Mixed-design ANOVA : 2 between-subject factors and 1 within-subject factor

Standard

Suppose you want to examine the impact of diet and exercise on pulse rate. To investigate these issues, you collect a sample of 18 individuals and group them according to their dietary preferences: meat eaters and vegetarians. You then divide each diet category into three groups, randomly assigning each group to one of three types of exercise: exercise1, exercise2, exercise 3.  In addition to these between-subjects factors, you want to include a single within-subjects factor in the analysis. Each subject’s pulse rate will be measured at three levels of exertion: intensity1, intensity2, intensity3.

So we have 3 factors to work with:

  • Two between-subjects (grouping) factors: dietary preference and exercise type.
  • One within-subjects factor : intensity (of exertion)

This is what our data looks like. Onwards, then!

1 112 166 215 1
1 111 166 225 1
1 89 132 189 1
1 95 134 186 2
1 66 109 150 2
1 69 119 177 2
2 125 177 241 1
2 85 117 186 1
2 97 137 185 1
2 93 151 217 2
2 77 122 178 2
2 78 119 173 2
3 81 134 205 1
3 88 133 180 1
3 88 157 224 1
3 58 99 131 2
3 85 132 186 2
3 78 110 164 2

After reading in the file,  we give the columns appropriate names.

diet <- read_excel(path,col_names=F)
names(diet) <- c("subject","exercise","intensity1","intensity2","intensity3",
"diet")


Then we convert ‘exercise’,’subject’ and ‘diet’ into factors .

diet$exercise<- factor(diet$exercise)
diet$diet<- factor(diet$diet)
diet$subject <- factor(diet$subject)

For repeated measures ANOVA, the data must be in the long form . We will use the melt() form the reshape2 package to achieve this. We are now at one row per participant per condition.

diet.long <- melt(diet, id = c("subject","diet","exercise"), 
 measure = c("intensity1","intensity2","intensity3"), 
 variable.name="intensity")

At this point we’re ready to actually construct our ANOVA.

Our anova looks like this –

mod <- aov(value ~ diet*exercise*intensity + Error(subject/intensity) , 
data=diet.long)

The asterisk specifies that we want to look at the interaction between the three factors. But since this is a repeated measures design as well, we need to specify an error term that accounts for natural variation from participant to participant.

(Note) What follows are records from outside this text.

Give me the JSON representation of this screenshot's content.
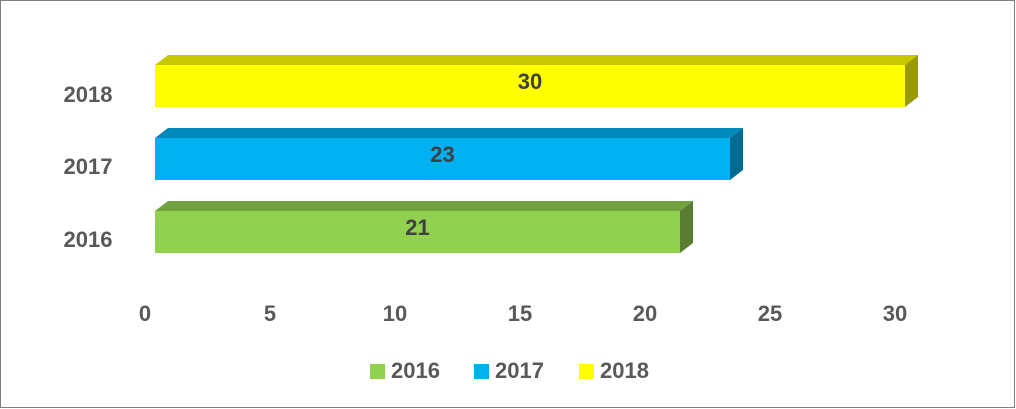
{
  "chart_data": {
    "type": "bar",
    "orientation": "horizontal",
    "categories": [
      "2016",
      "2017",
      "2018"
    ],
    "series": [
      {
        "name": "2016",
        "color": "#92d050",
        "values": [
          21,
          null,
          null
        ]
      },
      {
        "name": "2017",
        "color": "#00b0f0",
        "values": [
          null,
          23,
          null
        ]
      },
      {
        "name": "2018",
        "color": "#ffff00",
        "values": [
          null,
          null,
          30
        ]
      }
    ],
    "xlim": [
      0,
      30
    ],
    "xticks": [
      0,
      5,
      10,
      15,
      20,
      25,
      30
    ],
    "legend": "bottom",
    "data_labels": true
  }
}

Running a summary() on our anova above  yields the following results –

2016-09-19_16-21-54

The main conclusions we can arrive at are as follows:

  • There is a significant main effect of ‘diet’ on the pulse rate. We can conclude that a statistically significant difference exists between vegetarians and meat eaters on their overall pulse rates.
  • There is a statistically significant within-subjects main effect for intensity.
  • There is a marginally statistically significant interaction between diet and intensity. We’ll look at this later.
  • The type of exercise has no statistically significant effect on overall pulse rates.

 

Let’s plot the average pulse rate as explained by diet, exercise, and the intensity.

mean_pulse1<-with(diet.long,tapply(value,list(diet,intensity,exercise),mean))
mean_pulse1
mp1 <- stack(as.data.frame(mean_pulse1))
mp1<- separate(mp1,ind,c("Intensity","Exercise"))
mp1$Diet<- rep(seq_len(nrow(mean_pulse1)),ncol(mean_pulse1))
mp1$Diet <- factor(mp1$Diet,labels = c("Meat","Veg"))
mp1$Intensity<-factor(mp1$Intensity)
mp1$Exercise<-factor(mp1$Exercise)
ggplot(mp1,aes(Intensity,values,group=Diet,color=Diet)) + geom_line(lwd=1) + xlab("Intensity of the exercise") +
 ylab("Mean Pulse Rate") + ggtitle("Mean Pulse rate - \n Exercise Intensity vs Diet") + theme_grey()+
 facet_grid(Exercise ~.)

 

 

Rplot06.png

 

The plot agrees with our observations from earlier.

 

 

UPDATE: Understanding the Results

Earlier we had rejected a null hypothesis and concluded that change in mean pulse rate across intensity levels marginally depends upon dietary preference. Now ,we will turn our attention to the study of this interaction.

We begin by plotting an interaction plot as follows:

interaction.plot(mp1$Intensity, mp1$Diet, mp1$values , type="b", col=c("red","blue"), legend=F,
 lwd=2, pch=c(18,24),
 xlab="Exertion intensity", 
 ylab="Mean pulse rate ", 
 main="Interaction Plot")

legend("bottomright",c("Meat","Veg"),bty="n",lty=c(1,2),lwd=2,pch=c(18,24),col=c("red","blue"),title="Diet")

Rplot.png

We see that the mean pulse rate increases across exertion intensity(‘trials’) : this is the within-subject effect.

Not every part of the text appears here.